The head of the International Monetary Fund (IMF) has said cryptocurrencies like Bitcoin pose little risk to the “existing order”, but warned their use could give government-backed currencies and monetary policy a “run for their money” in future.
Christine Lagarde said that potential users of virtual currency – which allow peer-to-peer transactions to take place without central bank or clearing house oversight – might ultimately be put off by the risks.
“For now, virtual currencies such as Bitcoin pose little or no challenge to the existing order of fiat currencies and central banks. Why? Because they are too volatile, too risky, too energy intensive, and because the underlying technologies are not yet scalable.

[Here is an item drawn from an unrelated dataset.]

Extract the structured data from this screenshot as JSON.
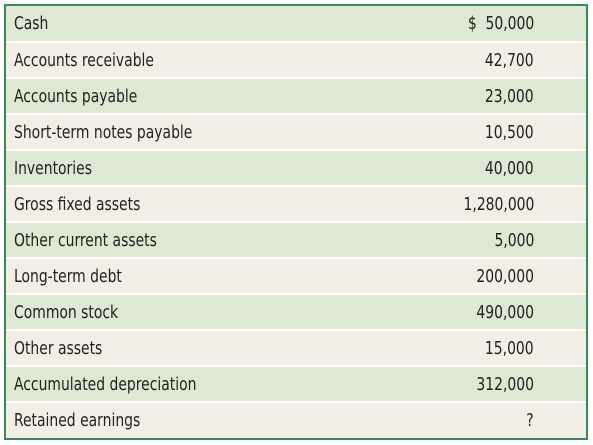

“Many are too opaque for regulators; and some have been hacked,” she said in a keynote speech prepared for the Bank of England’s independence conference on Friday.
But the IMF head conceded that these are “technological” problems that could eventually be solved, and that virtual currencies could be “easier and safer” to hold than paper bills in remote regions, or countries with unstable national currencies or “weak institutions”.
“Issuance could be fully transparent, governed by a credible, pre-defined rule, an algorithm that can be monitored… or even a ‘smart rule’ that might reflect changing macroeconomic circumstances,” she said.
“So in many ways, virtual currencies might just give existing currencies and monetary policy a run for their money.
“The best response by central bankers is to continue running effective monetary policy, while being open to fresh ideas and new demands, as economies evolve.”
Her encouragement runs in contrast to comments by JP Morgan boss Jamie Dimon, who took aim at Bitcoin earlier this month, calling it “a fraud” and saying he would fire employees found to be trading the digital currency for being “stupid”.
South Korea has since followed suit.
Ms Lagarde also used her speech to discuss the “transformative effect of artificial intelligence,” referencing recent predictions by the Bank of England chief that 15 million jobs could be automated across the UK.
Even the work of policymakers will be altered by machines, she said.
“Over the next generation, machines will almost certainly play a larger role – in assisting policy-makers, offering real-time forecasts, spotting bubbles, and uncovering complex macro-financial links.
“But let me reassure you, humans will still be needed,” she said, explaining that human judgement and diverse opinions that are essential to good policy cannot be replaced.
Humans will also be needed to effectively communicate policy decisions and take responsibility when mistakes are made, she said.
“Even with the best algorithms and machines, targets will be missed, crises will occur, mistakes will be made. But can machines really be held accountable — to the young couple unable to buy a house, to the working mother finding herself unemployed?
“Accountability is key,” she said.
“So no, I do not see machines taking over monetary policy.”